Inter-rater reliability - what analysis do I use?

During an intensive 5-day group therapy camp, where counselors are 1:1 paired with a camper (25 campers, 25 counselors), we collected data on the camper's ability to verbally respond to questions during group morning meeting and closing meeting. There were 25 campers and 25 counselors. If the camper was unable to respond, the counselor applied the treatment protocol to obtain a verbal response.

- Each counselor live-coded their camper during morning meeting and closing meeting for responses to three pre-identified questions each day. Responses were tallied as a noise or verbal response. Frequency of prompts used to obtain a verbal response were also tallied, and whether or not the counselor had to do a side bar to practice was tallied, too. Spontaneous speech was tallied as well.

- We also video recorded the questions and responses just in case. Good thing we did, because sometimes the counselors forgot to tally and needed to be reminded.

- Since each camper was coded by their counselor, and counselors rotate mid week, that means we have one rater who coded the same child on Monday and Tuesday, and then a different rater per child on Wed, and a new rater Thurs and Fri (C1, C1, C2, C3, C3).

- Originally, I was thinking we can compare live coding vs video coding and obtain an inter-rater reliability coefficient, but since there were multiple live raters for multiple children can I do that?

- I can have 2-3 video raters - should I just do that?

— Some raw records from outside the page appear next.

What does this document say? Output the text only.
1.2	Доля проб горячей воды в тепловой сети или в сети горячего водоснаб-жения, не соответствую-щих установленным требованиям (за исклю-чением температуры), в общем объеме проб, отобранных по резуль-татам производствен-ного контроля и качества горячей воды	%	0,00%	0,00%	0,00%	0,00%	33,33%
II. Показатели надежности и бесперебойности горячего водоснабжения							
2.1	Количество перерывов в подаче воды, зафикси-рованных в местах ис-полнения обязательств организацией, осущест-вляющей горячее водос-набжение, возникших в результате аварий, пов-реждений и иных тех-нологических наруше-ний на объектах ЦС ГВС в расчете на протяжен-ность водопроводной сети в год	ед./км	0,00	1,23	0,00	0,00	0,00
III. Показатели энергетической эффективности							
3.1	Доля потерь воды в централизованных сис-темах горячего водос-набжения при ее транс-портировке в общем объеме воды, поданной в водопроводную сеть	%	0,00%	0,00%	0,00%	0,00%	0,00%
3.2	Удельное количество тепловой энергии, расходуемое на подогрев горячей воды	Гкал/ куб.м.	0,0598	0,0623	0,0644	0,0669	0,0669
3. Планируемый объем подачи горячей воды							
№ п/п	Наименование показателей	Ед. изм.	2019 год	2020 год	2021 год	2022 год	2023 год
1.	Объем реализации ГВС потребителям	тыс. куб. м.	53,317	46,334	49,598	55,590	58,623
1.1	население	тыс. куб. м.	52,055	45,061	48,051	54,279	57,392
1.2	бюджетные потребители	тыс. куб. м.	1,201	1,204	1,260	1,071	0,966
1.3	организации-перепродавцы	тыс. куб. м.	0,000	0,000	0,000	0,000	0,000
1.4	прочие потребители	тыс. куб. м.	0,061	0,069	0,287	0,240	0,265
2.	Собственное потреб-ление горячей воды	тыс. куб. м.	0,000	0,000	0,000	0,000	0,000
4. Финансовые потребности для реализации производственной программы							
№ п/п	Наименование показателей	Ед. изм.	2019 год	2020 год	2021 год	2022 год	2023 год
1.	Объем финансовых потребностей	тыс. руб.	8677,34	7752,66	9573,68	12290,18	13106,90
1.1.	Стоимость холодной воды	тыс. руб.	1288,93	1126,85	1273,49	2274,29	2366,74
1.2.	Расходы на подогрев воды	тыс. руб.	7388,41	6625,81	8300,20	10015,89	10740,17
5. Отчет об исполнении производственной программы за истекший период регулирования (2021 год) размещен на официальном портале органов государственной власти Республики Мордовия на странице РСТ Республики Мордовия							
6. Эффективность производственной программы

Use video raters only and obtain an inter-rater reliability coefficient just among those raters? Is there anything I can do with the live coding? Can I compare the live coding data with the video recording data and justify that for future studies, they should do video recording data (the live coding did not go smoothly, we witnessed that during the week).

- Is it possible to just throw out the live coding data and state that it was inconsistent, or do I need to demonstrate that it varied from the recorded data (and therefore run an analysis) to justify going with the video recorded data instead?

Thanks for any help you can provide! I attached a document that shows what coding data we have.